Cuando lo vi aparecer tras la puerta, sentí que las piernas empezaban a temblarme. Debía de haber estado haciendo ejercicio, por lo que sudaba sin cesar. La camiseta empapada se pegaba a su torso y para mí fue un verdadero sacrificio no abalanzarme sobre él. 


- ¡Zoe! ¿Qué haces aquí?


- Vaya, ¿no te alegras de verme?


- No sé por qué debería de alegrarme. – Seguía enfadado conmigo, claro que, motivos no le faltaban.


- Invítame a pasar al menos. 


- Iba a darme una ducha, voy a llegar tarde al trabajo.


- Búscate otra excusa. Conozco tus horarios a la perfección. Tienes tiempo más que suficiente para tomarte un café conmigo. – Se apartó para dejarme paso, aunque no me pareció muy convencido. 


- ¿Qué quieres Zoe?


- ¿No me invitas a un café?


- Déjate de tonterías y di lo que has venido a decir. – No había empezado bien. Mis trucos con él ya no servían. Era mejor ir al grano. 


- Está bien. Estoy buscando piso. Necesito un sitio donde quedarme hasta que encuentre algo.


- ¿Tú buscando piso? ¿Te ha echado papi de casa? – Su tono irónico no me gustó nada, pero había ido allí a resolver problemas, no en busca de unos nuevos. 


- Me he ido yo. También le he devuelto las llaves del coche y las tarjetas de crédito. Tengo trabajo dando clases en una academia: no quiero seguir viviendo a su costa. – Por fin su cara empezaba a cambiar. Íbamos por el buen camino.


- ¿Estás hablando en serio? Me cuesta creerte. ¿Podrás acostumbrarte a una vida austera?


- Más fácilmente que a estar sin ti. Es la condición que me pusiste, ¿recuerdas? – Sonrió ligeramente, aunque lo suficiente para alentarme.


- ¿Y las oposiciones?


- Las aprobaré, así me pase meses sin dormir. – Bajó la mirada negando. Estaba ganando terreno, por eso me acerqué decidida. – He cambiado, o mejor dicho, he cambiado mi lista de prioridades. Perdóname, me da igual lo que diga mi padre. Quiero estar contigo. 


- Zoe…


- Déjame demostrártelo. – Apoyé las manos en sus brazos sin importarme el sudor. Era un hombre fuerte, alto, guapo…, y me miraba profundamente hasta hacerme temblar. Entonces, recordé algo. Comencé a colar las manos bajo su camiseta, pero me detuvo sujetándome por las muñecas. 


- Tengo que ir a trabajar, ahora sí se me hace tarde. 


- No me malinterpretes, sólo quería comprobar una cosa que he recordado. ¿Me permites? – Me soltó confiando en mí. Volvía a confiar en mí. Al liberarlo de la prenda, miré su hombro derecho. Entonces, vi una pequeña cicatriz en forma de zeta y la acaricié. – Nunca me había fijado. ¿Desde cuando la tienes?


- Cuando era apenas un crío trabajaba de aprendiz en el taller de un carpintero. Una astilla saltó y se me clavó en el hombro.


- No me lo habías contado.


- ¿Qué importancia tiene? He trabajado en muchos sitios.

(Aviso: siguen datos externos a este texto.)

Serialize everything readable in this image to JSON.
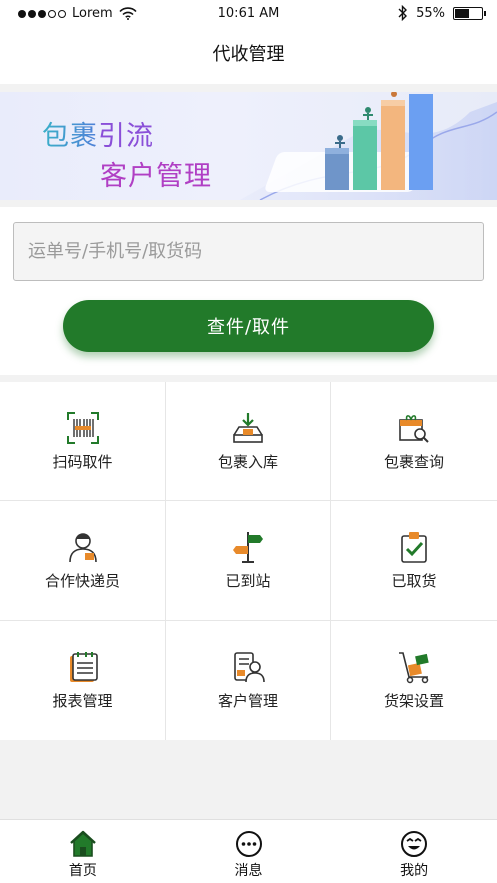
{
  "status_bar": {
    "carrier": "Lorem",
    "time": "10:61 AM",
    "battery": "55%",
    "battery_level": 0.55
  },
  "header": {
    "title": "代收管理"
  },
  "banner": {
    "line1_part1": "包裹",
    "line1_part2": "引流",
    "line2": "客户管理"
  },
  "search": {
    "placeholder": "运单号/手机号/取货码",
    "value": ""
  },
  "query_button": {
    "label": "查件/取件"
  },
  "grid": [
    {
      "label": "扫码取件",
      "icon": "barcode-scan-icon"
    },
    {
      "label": "包裹入库",
      "icon": "package-inbound-icon"
    },
    {
      "label": "包裹查询",
      "icon": "package-search-icon"
    },
    {
      "label": "合作快递员",
      "icon": "courier-icon"
    },
    {
      "label": "已到站",
      "icon": "signpost-icon"
    },
    {
      "label": "已取货",
      "icon": "clipboard-check-icon"
    },
    {
      "label": "报表管理",
      "icon": "report-icon"
    },
    {
      "label": "客户管理",
      "icon": "customer-icon"
    },
    {
      "label": "货架设置",
      "icon": "shelf-cart-icon"
    }
  ],
  "tabs": [
    {
      "label": "首页",
      "icon": "home-icon",
      "active": true
    },
    {
      "label": "消息",
      "icon": "message-icon",
      "active": false
    },
    {
      "label": "我的",
      "icon": "smiley-icon",
      "active": false
    }
  ],
  "colors": {
    "primary": "#227a2a",
    "accent_orange": "#e88a2a"
  }
}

- La tiene. Para mí la tiene. – Estábamos tan cerca el uno del otro que su aliento se colaba en mi boca. - ¿Se enfadan contigo si llegas tarde?


- No me tientes. Tengo que ir. Ahora soy el maître: debo dar ejemplo. – No sé muy bien cómo definir la cara que puse, entre alegría, sorpresa, orgullo… - Dúchate conmigo. Si nos damos prisa… 


El que dijo aquello de que el dinero no da la felicidad era muy sabio. A mí me la trajo precisamente el renunciar a él. 

FIN

Que se le va a hacer: soy una romántica.